THE
BEAUTY QUEEN OF LEENANE
a
Mercury Theatre Colchester and Curve Theatre Leicester co-production
Colchester
Mercury Theatre
15.11.13
Mags
and Maureen, mother and daughter, living a life of mutual loathing in
remotest Connemara. A bleak backwater, brilliantly conjured up by
Juliet Shillingford's realistic set: holy images, green gloss paint
and rain streaming down the panes of the casement.
Rain
is the tab curtain, too, a drenching downpour twice leaving the
flagstones glistening.
Wryly
comic at times, uncomfortably harrowing at others, the piece, from
1996, is carefully constructed, and though some of the plotting is
predictable, the final dark dénouement is memorably powerful. Most
impressive, perhaps, apart from these two sharply drawn characters,
is the way McDonagh catches the rhythms and the idioms of the
language, the repetitions and the Donegal dialect achieving an almost
poetic effect.
Michele
Moran gives an amazing performance as Maureen, the beauty queen of
the title, totally believable as the victim of her circumstances, her
character disclosing more of its dark, dangerous depths with each new
revelation. Flirting with her last chance of love, staring
unflinchingly into her hand mirror, dreaming of a whore's life,
brazenly trying to embarrass Mags. Nora Connolly is the mother,
manipulative, pathetic, and a victim in her turn. Beautifully
observed, both in the geriatric minutiae of Complan and urinary
infections, and in the vile vindictiveness towards her long-suffering
daughter.
Two
brothers visit the house. Ray, impatient and edgy, [Andrew Macklin]

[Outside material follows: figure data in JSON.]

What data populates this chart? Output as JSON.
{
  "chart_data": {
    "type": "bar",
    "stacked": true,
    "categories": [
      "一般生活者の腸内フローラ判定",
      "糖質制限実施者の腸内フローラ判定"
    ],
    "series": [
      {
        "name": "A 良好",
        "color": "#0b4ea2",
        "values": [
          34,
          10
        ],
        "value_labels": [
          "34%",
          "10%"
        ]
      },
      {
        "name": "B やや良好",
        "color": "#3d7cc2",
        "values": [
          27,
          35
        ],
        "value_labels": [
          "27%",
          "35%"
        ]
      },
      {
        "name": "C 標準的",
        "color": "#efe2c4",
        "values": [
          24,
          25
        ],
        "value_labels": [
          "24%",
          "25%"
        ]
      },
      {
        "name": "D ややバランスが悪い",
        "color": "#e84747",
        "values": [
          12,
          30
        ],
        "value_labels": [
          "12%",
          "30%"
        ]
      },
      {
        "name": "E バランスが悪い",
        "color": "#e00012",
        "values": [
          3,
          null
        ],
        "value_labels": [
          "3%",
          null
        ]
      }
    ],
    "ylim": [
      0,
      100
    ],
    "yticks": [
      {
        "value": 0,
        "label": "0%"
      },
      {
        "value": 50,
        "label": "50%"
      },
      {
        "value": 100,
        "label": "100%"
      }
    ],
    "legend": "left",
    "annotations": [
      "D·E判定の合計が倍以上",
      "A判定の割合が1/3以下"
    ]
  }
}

and the older Pato [Stephen Hogan], who's the only person here who
makes any attempt to be nice: a charmer, who offers Maureen a chance
of happiness and escape. His letter monologue was a masterpiece of
inarticulate eloquence.
But
of course we guess that Maureen will never read these outpourings,
much less walk off with him into a Boston sunset. Though we could
never imagine the brutal truth, made all the more striking by symbols
like the suitcase, the swing-ball and the poker which is not to be
sold. And the tinny transistor, tragically too late with its Delia
Murphy dedication.
Paul
Kerryson's direction is done with the lightest of touches; these
characters are richly enough written to speak for themselves, and
this fine quartet of Irish actors are wonderfully adept at bringing
an era and a culture to life.
This
is the third McDonagh piece Kerryson has done in Leicester, and the
second Mercury/Curve collaboration this year; a success to match that
of the Hired Man. It's a fruitful arrangement which is surely the way
forward for our regional producing houses.